Шрифт:
Интервал:
Закладка:
Улыбался, делал вид, что радуется возможности пожать руку высокому сановнику, благодарил за лестные слова, а в душе досадовал, что пошел на это представление, поддался уговорам Фанни. Как же теперь быть?
— Как вам нравится Эскалад? — не умолкал мэр. — О, это еще, мсье Сергей, не все, сейчас пойдемте на площадь Сен-Пьер, там будет заключительный аккорд. Пардон! — Мэр, будто что-то вспомнив, оглянулся, заметил неподалеку от себя высокого джентльмена. — Господин Вестолл! — Джентльмен обернулся, по его лицу пробежала улыбка, он начал протискиваться к хозяину города. — Прошу, знакомьтесь, — продолжил мэр, когда они сблизились. — Мсье Вестолл... Мсье Сергей.
Это был Вильям Вестолл, английский писатель и журналист, Сергей неоднократно слышал его имя. Вестолл работал корреспондентом лондонских «Таймс» и «Дейли ньюс».
Англичанин начал было что-то говорить о России, о нигилистах, но свита тронулась, и он прервал свою речь. Толпа двинулась к самой старой части города, к собору Сен-Пьер. Там, на неосвещенной, окутанной темнотой площади, шествие представляется еще более грозным, торжественным. Когда людской поток остановился и все, кого могла вместить сравнительно небольшая площадь, устроились, когда все притихло — насколько могла притихнуть масса людей, — в центре площади появился на резвом коне одетый в железные латы герольд и во весь голос начал читать древнюю хронику, оповещавшую о злодействе и разбойничанье графа Савойского и о мужестве давних защитников прекрасной и богатой Женевы.

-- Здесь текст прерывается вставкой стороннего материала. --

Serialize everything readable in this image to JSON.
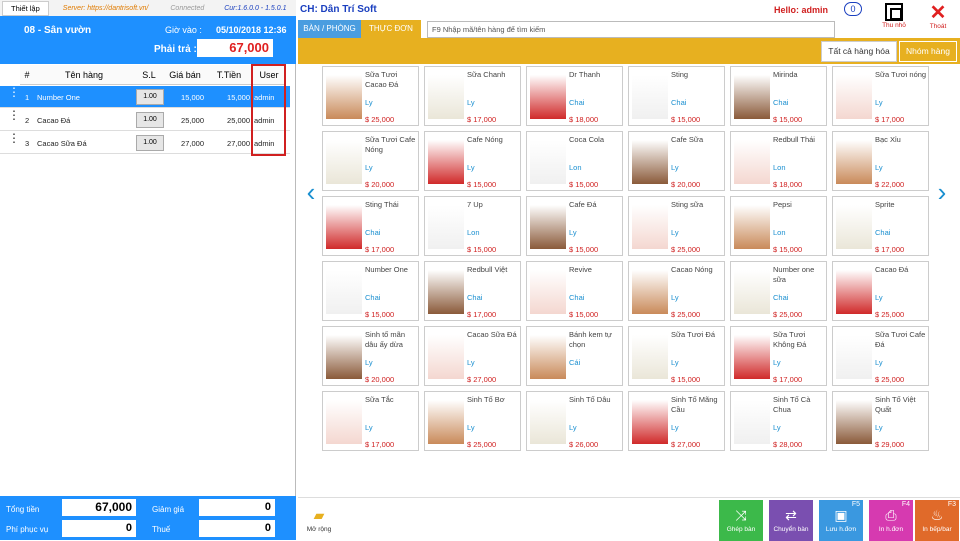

Чуть ли не каждую фразу исторического письма, будто утверждая, сопровождал удар соборного колокола. Его тяжелый, громоподобный гул летел далеко в горы, переваливал через границы, напоминая чужеземцам-соседям о воинственности и непобедимости женевцев.
— Слава нашим предкам, защитникам города! — торжественно закончил герольд.

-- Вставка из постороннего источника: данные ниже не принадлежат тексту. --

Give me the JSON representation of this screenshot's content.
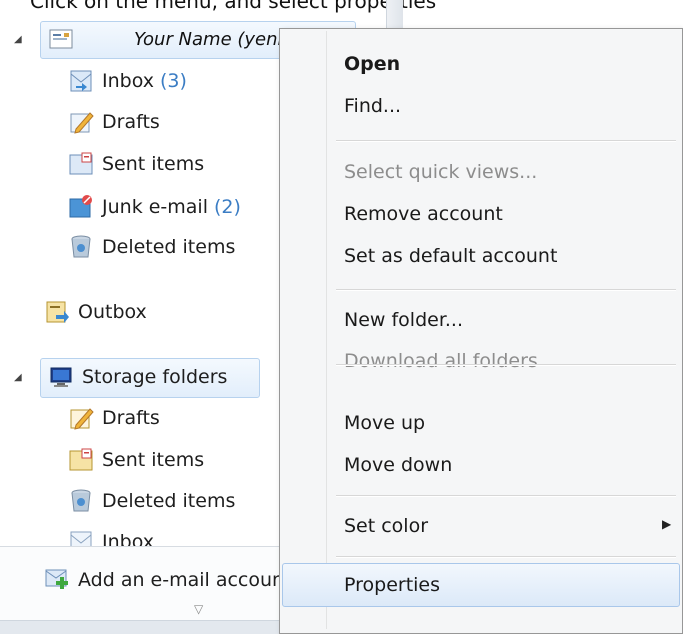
{
  "caption": "Click on the menu, and select properties",
  "tree": {
    "account_name": "Your Name (yenish)",
    "account_folders": [
      {
        "label": "Inbox",
        "count": "(3)",
        "icon": "inbox-icon"
      },
      {
        "label": "Drafts",
        "count": "",
        "icon": "drafts-icon"
      },
      {
        "label": "Sent items",
        "count": "",
        "icon": "sent-items-icon"
      },
      {
        "label": "Junk e-mail",
        "count": "(2)",
        "icon": "junk-mail-icon"
      },
      {
        "label": "Deleted items",
        "count": "",
        "icon": "deleted-items-icon"
      }
    ],
    "outbox": "Outbox",
    "storage_label": "Storage folders",
    "storage_folders": [
      {
        "label": "Drafts",
        "icon": "drafts-icon"
      },
      {
        "label": "Sent items",
        "icon": "sent-items-icon"
      },
      {
        "label": "Deleted items",
        "icon": "deleted-items-icon"
      },
      {
        "label": "Inbox",
        "icon": "inbox-icon"
      }
    ],
    "add_account": "Add an e-mail account"
  },
  "context_menu": {
    "items": [
      {
        "label": "Open",
        "style": "bold"
      },
      {
        "label": "Find...",
        "style": "normal"
      },
      {
        "label": "Select quick views...",
        "style": "disabled"
      },
      {
        "label": "Remove account",
        "style": "normal"
      },
      {
        "label": "Set as default account",
        "style": "normal"
      },
      {
        "label": "New folder...",
        "style": "normal"
      },
      {
        "label": "Download all folders",
        "style": "disabled"
      },
      {
        "label": "Move up",
        "style": "normal"
      },
      {
        "label": "Move down",
        "style": "normal"
      },
      {
        "label": "Set color",
        "style": "normal"
      },
      {
        "label": "Properties",
        "style": "highlighted"
      }
    ]
  },
  "colors": {
    "count": "#3b7dc4",
    "selection": "#dce9f8",
    "menu_bg": "#f5f6f7"
  }
}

— Слава! Слава! — отдалось эхом под могучие удары колокола.
Не вспоминалась уже ни тетушка Руайом, ни ее спасительный котелок...
Под конец хор запел старинный женевский гимн «Се ке Анно». Его подхватили все, вся толпа.
Се ке Анно!
Сергей слушал, и от чужой этой торжественности на душе у него становилось зябко, неуютно, будто гуляли в ней студеные ветры далекой и всегда покрытой таинственностью истории.
X
После осенних странствий по Европе снова приехал Морозов. Настроение у него было приподнятое.

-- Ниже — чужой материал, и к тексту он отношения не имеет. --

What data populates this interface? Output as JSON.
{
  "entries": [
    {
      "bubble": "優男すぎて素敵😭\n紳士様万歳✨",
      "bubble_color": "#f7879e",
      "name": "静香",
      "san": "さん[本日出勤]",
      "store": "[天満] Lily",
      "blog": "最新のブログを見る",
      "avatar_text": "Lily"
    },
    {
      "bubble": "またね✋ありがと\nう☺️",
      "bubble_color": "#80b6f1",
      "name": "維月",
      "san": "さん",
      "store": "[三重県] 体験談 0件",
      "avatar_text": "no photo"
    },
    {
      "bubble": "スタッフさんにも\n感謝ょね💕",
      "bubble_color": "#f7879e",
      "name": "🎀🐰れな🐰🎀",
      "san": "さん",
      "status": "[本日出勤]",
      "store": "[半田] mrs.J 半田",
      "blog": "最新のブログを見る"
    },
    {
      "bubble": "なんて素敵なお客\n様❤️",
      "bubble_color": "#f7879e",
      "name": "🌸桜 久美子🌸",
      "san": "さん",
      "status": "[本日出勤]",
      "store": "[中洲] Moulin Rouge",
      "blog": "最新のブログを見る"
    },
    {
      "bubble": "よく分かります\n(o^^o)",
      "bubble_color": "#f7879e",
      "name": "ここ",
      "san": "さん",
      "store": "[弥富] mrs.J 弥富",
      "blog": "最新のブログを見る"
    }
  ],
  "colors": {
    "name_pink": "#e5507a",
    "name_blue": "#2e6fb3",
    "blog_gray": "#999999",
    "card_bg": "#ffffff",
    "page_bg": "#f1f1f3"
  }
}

— Ты даже не представляешь, Сергей, что это за человек! — восторженно рассказывал он о Марксе. — Все разговоры о нем бледнеют перед его живой и обаятельной личностью.
— Каков же он? — допытывался Кравчинский. — Как принимал? Чем интересовался?
— Сначала мы его не застали, и принимала нас дочь, Элеонора, угощала чаем...
— Кстати, мы сейчас тоже попьем чайку, — прервал его Кравчинский. — Только уж, прости великодушно, Фанни нет, придется самому. — Он вышел и вскоре вернулся с двумя чашками и с большим медным чайником, дышавшим парами. — У Маркса, наверное, чуть больше удобств? — заметил Сергей.
— Скромно, правда, немного просторнее, — сказал Морозов.
— Ну-ну, так что же дальше? Дочь приняла вас...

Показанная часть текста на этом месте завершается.